Automation is currently dominated by four major trends: Modularity, Connectivity, Digital Twins, and Autonomy. What is new – despite some trendy labels for the technologies – is the enormous computational power combined with a significant increase in bandwidth and address space, connecting devices almost anywhere, anytime.
Since the early beginning of automation as an independent scientific discipline, complex problems have been separated into controllable and observable subtasks. Discrete manufacturing operations have been designed as connected cells on the shop floor, continuous and batch operations in process industries split into unit operations. Controller designs are based on a suitable and reliable model of the real process and optimization algorithms have been implemented in more and more powerful controllers.
System autonomy on a more abstract level looks and feels like model-predictive control on steroids and requires high-fidelity models of the real world at runtime. Many people – experts and users – are excited by the upcoming opportunities, applying artificial intelligence and data analytics to real-world problems. But just like in the early years of automatic feedback control, a few questions have to be answered, before we should consider handing more and more complex tasks over to machines:

  • How are we going to prove “system stability” for an autonomous system?
  • How are we going to predict systems behavior by Digitals Twins outside the previously explored
  • What are the benefits for humans, society, and economy using the new technologies?


Dr.
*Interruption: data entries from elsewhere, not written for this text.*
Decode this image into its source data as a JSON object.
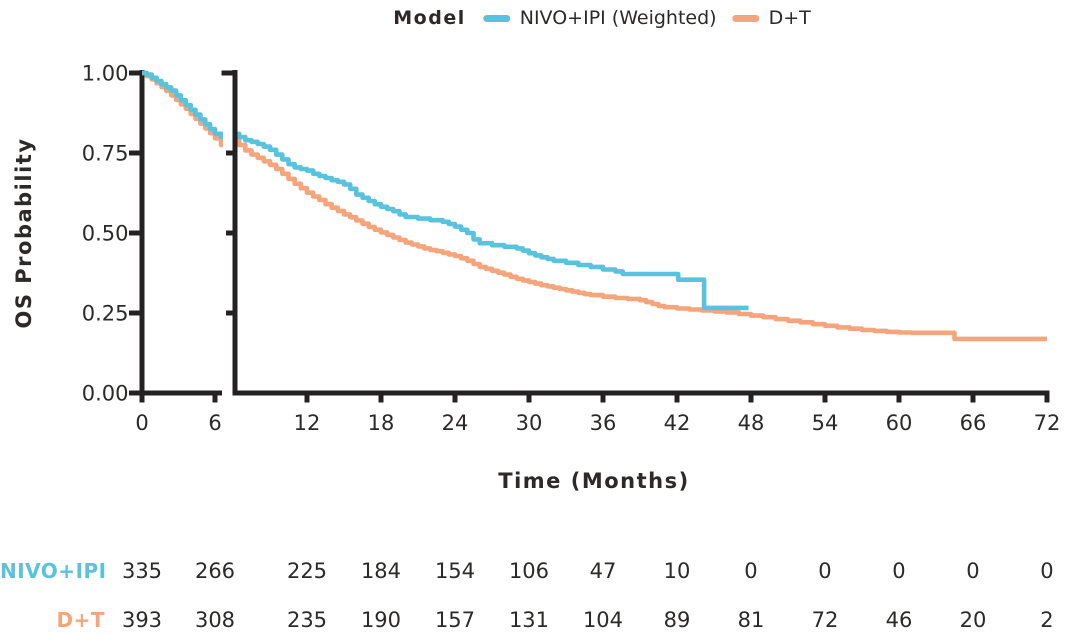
{
  "legend": {
    "title": "Model",
    "items": [
      {
        "label": "NIVO+IPI (Weighted)",
        "color": "#58C3DC"
      },
      {
        "label": "D+T",
        "color": "#F4A57C"
      }
    ]
  },
  "axes": {
    "y": {
      "label": "OS Probability",
      "ticks": [
        "1.00",
        "0.75",
        "0.50",
        "0.25",
        "0.00"
      ],
      "range": [
        0,
        1
      ]
    },
    "x": {
      "label": "Time (Months)",
      "ticks": [
        0,
        6,
        12,
        18,
        24,
        30,
        36,
        42,
        48,
        54,
        60,
        66,
        72
      ],
      "axis_break": {
        "left_panel_months": [
          0,
          6
        ],
        "right_panel_months": [
          6.2,
          72
        ]
      }
    }
  },
  "colors": {
    "axis": "#242122",
    "text": "#2b2a29",
    "background": "#FFFFFF",
    "nivo_ipi": "#58C3DC",
    "d_t": "#F4A57C"
  },
  "chart_data": {
    "type": "line",
    "subtype": "kaplan-meier-step",
    "title": "",
    "xlabel": "Time (Months)",
    "ylabel": "OS Probability",
    "xlim": [
      0,
      72
    ],
    "ylim": [
      0,
      1
    ],
    "grid": false,
    "legend_position": "top",
    "x_axis_break_between_months": [
      6,
      6.2
    ],
    "series": [
      {
        "name": "NIVO+IPI (Weighted)",
        "color": "#58C3DC",
        "end_month": 47.8,
        "points": [
          [
            0,
            1.0
          ],
          [
            0.4,
            0.995
          ],
          [
            0.8,
            0.985
          ],
          [
            1.2,
            0.975
          ],
          [
            1.6,
            0.965
          ],
          [
            2,
            0.955
          ],
          [
            2.4,
            0.945
          ],
          [
            2.8,
            0.93
          ],
          [
            3.2,
            0.915
          ],
          [
            3.6,
            0.9
          ],
          [
            4,
            0.885
          ],
          [
            4.4,
            0.87
          ],
          [
            4.8,
            0.855
          ],
          [
            5.2,
            0.84
          ],
          [
            5.6,
            0.825
          ],
          [
            6,
            0.81
          ],
          [
            6.5,
            0.8
          ],
          [
            7,
            0.79
          ],
          [
            7.5,
            0.785
          ],
          [
            8,
            0.778
          ],
          [
            8.5,
            0.77
          ],
          [
            9,
            0.76
          ],
          [
            9.5,
            0.745
          ],
          [
            10,
            0.73
          ],
          [
            10.5,
            0.715
          ],
          [
            11,
            0.705
          ],
          [
            11.5,
            0.7
          ],
          [
            12,
            0.695
          ],
          [
            12.5,
            0.685
          ],
          [
            13,
            0.678
          ],
          [
            13.5,
            0.672
          ],
          [
            14,
            0.665
          ],
          [
            14.5,
            0.66
          ],
          [
            15,
            0.652
          ],
          [
            15.5,
            0.638
          ],
          [
            16,
            0.62
          ],
          [
            16.5,
            0.61
          ],
          [
            17,
            0.6
          ],
          [
            17.5,
            0.59
          ],
          [
            18,
            0.582
          ],
          [
            18.5,
            0.575
          ],
          [
            19,
            0.568
          ],
          [
            19.5,
            0.558
          ],
          [
            20,
            0.55
          ],
          [
            21,
            0.545
          ],
          [
            22,
            0.54
          ],
          [
            23,
            0.535
          ],
          [
            23.5,
            0.528
          ],
          [
            24,
            0.52
          ],
          [
            24.5,
            0.51
          ],
          [
            25,
            0.5
          ],
          [
            25.5,
            0.48
          ],
          [
            26,
            0.468
          ],
          [
            27,
            0.462
          ],
          [
            28,
            0.457
          ],
          [
            29,
            0.452
          ],
          [
            29.5,
            0.445
          ],
          [
            30,
            0.437
          ],
          [
            30.5,
            0.43
          ],
          [
            31,
            0.424
          ],
          [
            31.5,
            0.419
          ],
          [
            32,
            0.413
          ],
          [
            33,
            0.407
          ],
          [
            34,
            0.4
          ],
          [
            35,
            0.394
          ],
          [
            36,
            0.386
          ],
          [
            37,
            0.38
          ],
          [
            37.6,
            0.372
          ],
          [
            42.1,
            0.354
          ],
          [
            44.2,
            0.266
          ]
        ]
      },
      {
        "name": "D+T",
        "color": "#F4A57C",
        "end_month": 72,
        "points": [
          [
            0,
            1.0
          ],
          [
            0.4,
            0.99
          ],
          [
            0.8,
            0.98
          ],
          [
            1.2,
            0.968
          ],
          [
            1.6,
            0.956
          ],
          [
            2,
            0.944
          ],
          [
            2.4,
            0.93
          ],
          [
            2.8,
            0.916
          ],
          [
            3.2,
            0.902
          ],
          [
            3.6,
            0.888
          ],
          [
            4,
            0.872
          ],
          [
            4.4,
            0.857
          ],
          [
            4.8,
            0.842
          ],
          [
            5.2,
            0.827
          ],
          [
            5.6,
            0.812
          ],
          [
            6,
            0.796
          ],
          [
            6.5,
            0.775
          ],
          [
            7,
            0.758
          ],
          [
            7.5,
            0.745
          ],
          [
            8,
            0.735
          ],
          [
            8.5,
            0.724
          ],
          [
            9,
            0.713
          ],
          [
            9.5,
            0.7
          ],
          [
            10,
            0.685
          ],
          [
            10.5,
            0.669
          ],
          [
            11,
            0.654
          ],
          [
            11.5,
            0.64
          ],
          [
            12,
            0.626
          ],
          [
            12.5,
            0.614
          ],
          [
            13,
            0.603
          ],
          [
            13.5,
            0.59
          ],
          [
            14,
            0.579
          ],
          [
            14.5,
            0.569
          ],
          [
            15,
            0.558
          ],
          [
            15.5,
            0.549
          ],
          [
            16,
            0.539
          ],
          [
            16.5,
            0.529
          ],
          [
            17,
            0.519
          ],
          [
            17.5,
            0.51
          ],
          [
            18,
            0.502
          ],
          [
            18.5,
            0.494
          ],
          [
            19,
            0.486
          ],
          [
            19.5,
            0.478
          ],
          [
            20,
            0.47
          ],
          [
            20.5,
            0.464
          ],
          [
            21,
            0.458
          ],
          [
            21.5,
            0.452
          ],
          [
            22,
            0.447
          ],
          [
            22.5,
            0.443
          ],
          [
            23,
            0.438
          ],
          [
            23.5,
            0.433
          ],
          [
            24,
            0.428
          ],
          [
            24.5,
            0.421
          ],
          [
            25,
            0.413
          ],
          [
            25.5,
            0.403
          ],
          [
            26,
            0.394
          ],
          [
            26.5,
            0.388
          ],
          [
            27,
            0.382
          ],
          [
            27.5,
            0.376
          ],
          [
            28,
            0.37
          ],
          [
            28.5,
            0.363
          ],
          [
            29,
            0.357
          ],
          [
            29.5,
            0.352
          ],
          [
            30,
            0.347
          ],
          [
            30.5,
            0.342
          ],
          [
            31,
            0.337
          ],
          [
            31.5,
            0.333
          ],
          [
            32,
            0.329
          ],
          [
            32.5,
            0.325
          ],
          [
            33,
            0.321
          ],
          [
            33.5,
            0.317
          ],
          [
            34,
            0.313
          ],
          [
            34.5,
            0.309
          ],
          [
            35,
            0.306
          ],
          [
            36,
            0.301
          ],
          [
            37,
            0.297
          ],
          [
            38,
            0.294
          ],
          [
            39,
            0.29
          ],
          [
            39.5,
            0.284
          ],
          [
            40,
            0.278
          ],
          [
            40.5,
            0.272
          ],
          [
            41,
            0.268
          ],
          [
            42,
            0.264
          ],
          [
            43,
            0.261
          ],
          [
            44,
            0.258
          ],
          [
            45,
            0.255
          ],
          [
            46,
            0.252
          ],
          [
            47,
            0.247
          ],
          [
            48,
            0.242
          ],
          [
            49,
            0.237
          ],
          [
            50,
            0.231
          ],
          [
            51,
            0.226
          ],
          [
            52,
            0.221
          ],
          [
            53,
            0.215
          ],
          [
            54,
            0.21
          ],
          [
            55,
            0.205
          ],
          [
            56,
            0.201
          ],
          [
            57,
            0.197
          ],
          [
            58,
            0.194
          ],
          [
            59,
            0.191
          ],
          [
            60,
            0.189
          ],
          [
            61,
            0.188
          ],
          [
            64.5,
            0.169
          ]
        ]
      }
    ]
  },
  "risk_table": {
    "time_points": [
      0,
      6,
      12,
      18,
      24,
      30,
      36,
      42,
      48,
      54,
      60,
      66,
      72
    ],
    "rows": [
      {
        "label": "NIVO+IPI",
        "color": "#58C3DC",
        "values": [
          335,
          266,
          225,
          184,
          154,
          106,
          47,
          10,
          0,
          0,
          0,
          0,
          0
        ]
      },
      {
        "label": "D+T",
        "color": "#F4A57C",
        "values": [
          393,
          308,
          235,
          190,
          157,
          131,
          104,
          89,
          81,
          72,
          46,
          20,
          2
        ]
      }
    ]
  }
}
Kurt D. Bettenhausen is Senior Vice President of Siemens Corporation, Corporate Technology. Located in Princeton, New Jersey in the USA, Corporate Technology is one of several Siemens Corporate Technology research and development centers worldwide. Since its founding in 1977, it has helped pioneer a broad range of advancements in major industries, delivering innovations to the Siemens global family as well as government agencies, academic institutions, and other organizations.
Before joining Corporate Technology, Dr. Bettenhausen headed up the Engineering and Consulting Business of Siemens’ Industrial Automation Division based in Frankfurt, Germany. He began his career in the corporate research and technology department of Hoechst. Later, he held senior positions in marketing, sales and product management at Axiva.

Bettenhausen attained a master’s degree and a Ph.D. in electrical engineering from the Technical University of Darmstadt.